Sample chapters . . . 1 2

Pippa Middleton's Ass Not All It's Cracked Up to Be
Jul 6, 2013 - 11:00:00 AM
an image
LONDON - In a recent study conducted by the National Centre for Social Research, nine out of ten Britons were unable to identify Pippa Middleton's ass in a mock police lineup. The 587 randomly selected individuals who took part in the study ranged in age from twenty-one to sixty-five.

The group included men, women, gays, lesbians, transgenders, and four German shepherd seeing eye dogs, who ranged from twenty-one to sixty-five in dog years.
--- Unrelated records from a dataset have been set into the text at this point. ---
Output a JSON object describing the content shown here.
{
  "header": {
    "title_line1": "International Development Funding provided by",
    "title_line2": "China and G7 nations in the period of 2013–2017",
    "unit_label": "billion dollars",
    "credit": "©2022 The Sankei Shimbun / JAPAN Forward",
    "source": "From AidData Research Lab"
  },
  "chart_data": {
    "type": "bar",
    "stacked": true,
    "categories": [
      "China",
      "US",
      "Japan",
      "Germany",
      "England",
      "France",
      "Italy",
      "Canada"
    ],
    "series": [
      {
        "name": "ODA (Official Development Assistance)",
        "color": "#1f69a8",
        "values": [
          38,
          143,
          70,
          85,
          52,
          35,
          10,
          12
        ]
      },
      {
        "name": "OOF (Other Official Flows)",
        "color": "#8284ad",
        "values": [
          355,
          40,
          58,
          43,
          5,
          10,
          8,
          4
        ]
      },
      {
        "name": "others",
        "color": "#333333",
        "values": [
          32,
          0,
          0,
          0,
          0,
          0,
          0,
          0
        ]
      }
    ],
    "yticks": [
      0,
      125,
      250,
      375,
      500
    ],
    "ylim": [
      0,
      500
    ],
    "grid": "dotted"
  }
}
"We were gobsmacked at the results," said Alison Park, editor of British Social Attitudes. "Apart from the image of the queen, we believed that Pippa's bottom was this country's foremost cultural icon. Perhaps we were given the bum's rush in that regard."

Participants in the test were shown the backs of Pippa Middleton and four other women—presented from their shoulders to their knees—on a Mitsubishi 32" LCD monitor with remote control. Participants were able to view the women in the lineup as a group or individually and were also able to zoom in on the haunches of individual suspects, all of whom wore a white dress identical to the one that Pippa wore when she created a royal distraction the day her sister, Kate, married Prince William. In addition to Ms. Middleton, the other suspects in the lineup were Emma Watson, Kate Moss, Adele, and Helen Mirren.
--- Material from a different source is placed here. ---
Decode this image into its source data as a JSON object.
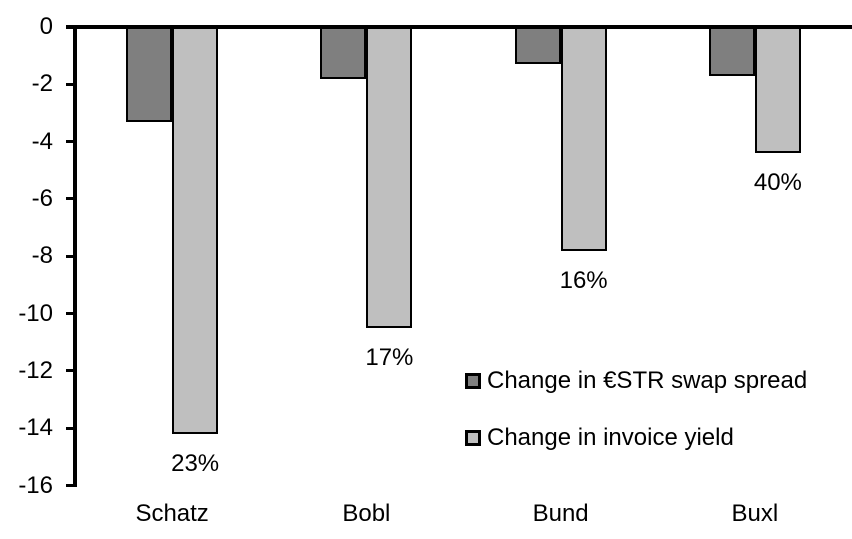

After seventeen participants had been eliminated from the study for inappropriate behavior—six for texting, three for eating pork scratchings, five for masturbating, two for falling asleep, and one dog for trying to mount the computer monitor—only 10 percent of the remaining participants correctly identified Pippa's ass. The lion's share of the votes went to Helen Mirren (38 percent), Emma Watson (26 percent), Kate Moss (19 percent), and Adele (7 percent).

Ms. Park was at a loss to interpret the results.
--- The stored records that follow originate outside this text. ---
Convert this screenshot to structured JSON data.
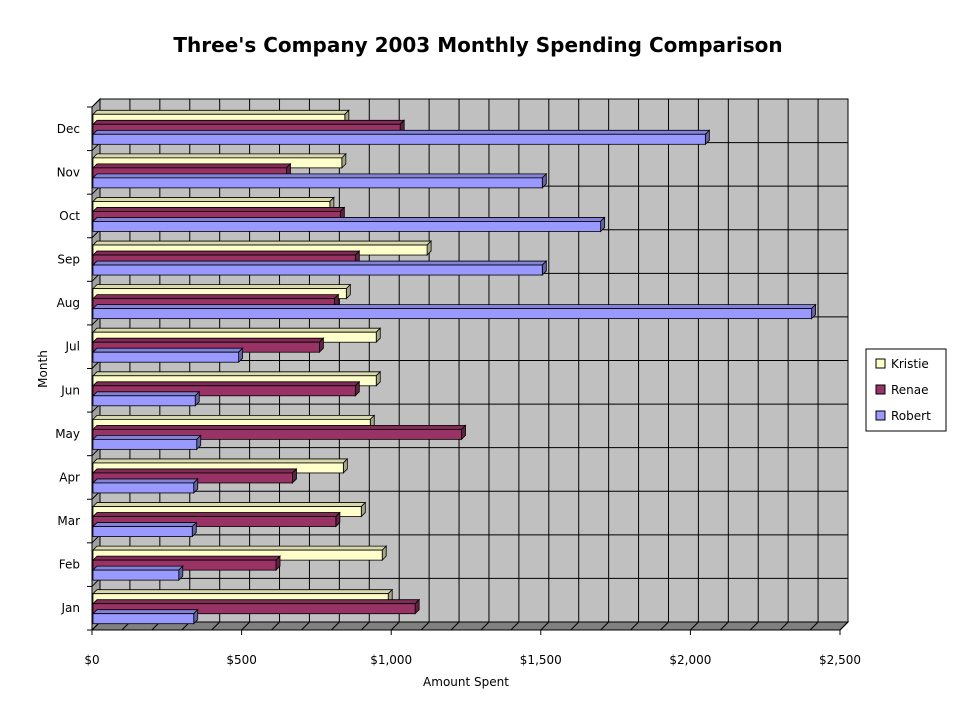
{
  "chart_data": {
    "type": "bar",
    "orientation": "horizontal",
    "style": "3d-clustered",
    "title": "Three's Company 2003 Monthly Spending Comparison",
    "xlabel": "Amount Spent",
    "ylabel": "Month",
    "xlim": [
      0,
      2500
    ],
    "xticks": [
      0,
      500,
      1000,
      1500,
      2000,
      2500
    ],
    "xtick_labels": [
      "$0",
      "$500",
      "$1,000",
      "$1,500",
      "$2,000",
      "$2,500"
    ],
    "categories": [
      "Jan",
      "Feb",
      "Mar",
      "Apr",
      "May",
      "Jun",
      "Jul",
      "Aug",
      "Sep",
      "Oct",
      "Nov",
      "Dec"
    ],
    "series": [
      {
        "name": "Kristie",
        "color": "#ffffcc",
        "values": [
          990,
          970,
          900,
          840,
          930,
          950,
          950,
          850,
          1120,
          795,
          835,
          845
        ]
      },
      {
        "name": "Renae",
        "color": "#993366",
        "values": [
          1080,
          615,
          815,
          670,
          1235,
          880,
          760,
          810,
          880,
          830,
          650,
          1030
        ]
      },
      {
        "name": "Robert",
        "color": "#9999ff",
        "values": [
          340,
          290,
          335,
          340,
          350,
          345,
          490,
          2405,
          1505,
          1700,
          1505,
          2050
        ]
      }
    ],
    "grid": true,
    "legend_position": "right",
    "plot_background": "#c0c0c0"
  }
}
"I can understand the dogs being at a disadvantage because they couldn't use their noses, and I can accept that Emma Watson's and Kate Moss's butts might confuse some persons; but Helen Mirren and Adele? Were 45 percent of our subjects legally blind? Helen's ass is so withered her wrinkles fairly showed through her dress, and Adele's butt is big enough for Prince Harry to land a helicopter on."

Ms, Park revealed that gay men outperformed straight men and women in the study, and significantly outperformed lesbians.

"I suspect that lesbians of a certain age, many of whom have weight issues, accounted for the majority of the Adele vote," she added.